9. Mathematicians have the concept of rigorous proof, which leads to knowing something with complete certainty. Consider the extent to which complete certainty might be achievable in mathematics and at least one other area of knowledge.

What is rigorous proof? How does it differ from complete certainty? Look up Goedle's incompleteness theorem- does it render certainty impossible? Or are we simply incapable of prooving those things which we are certain are true? Can we justify the actions upon which mathematical knowledge is based? Pick another area of knowledge, and pay attention to its related way of knowing—how do the aims differ from those of mathematics? WOuld it be reasonable to ask for the same level of accuracy? Would it be useful or counterproductive? What examples could you use? How would they be relevant? Why might others dissagree with you?

10. “Context is all” (Margaret Atwood). Does this mean that there is no such thing as truth?

What is context? Look at the various theories of truth (hello coherence!)-they seem to be conflicting on the issue of context- how do you account for it?

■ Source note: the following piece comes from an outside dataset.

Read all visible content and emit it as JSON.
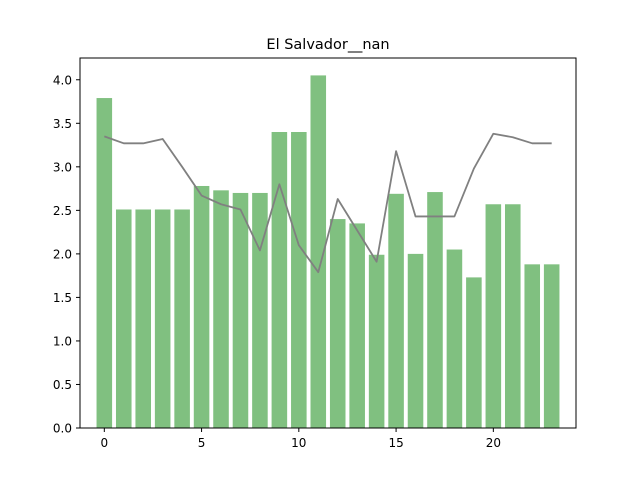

Think back to your own experiences, how often when explaining something do you find it necessary to speak about the context of an event? Compare different areas of knowledge and different ways of knowing-to what extent does context play a key role in each? Does context matter in math? History? Litterature? Why or why not? If facts are considered without context, do they still have meaning? Look at the various theories of truth (hello coherence!)-they seem to be conflicting on the issue of context-how do you account for it?

No matter what essay you write, you must make it somehow relevant to your life. you must show that you can relate personal examples to the questions at hand.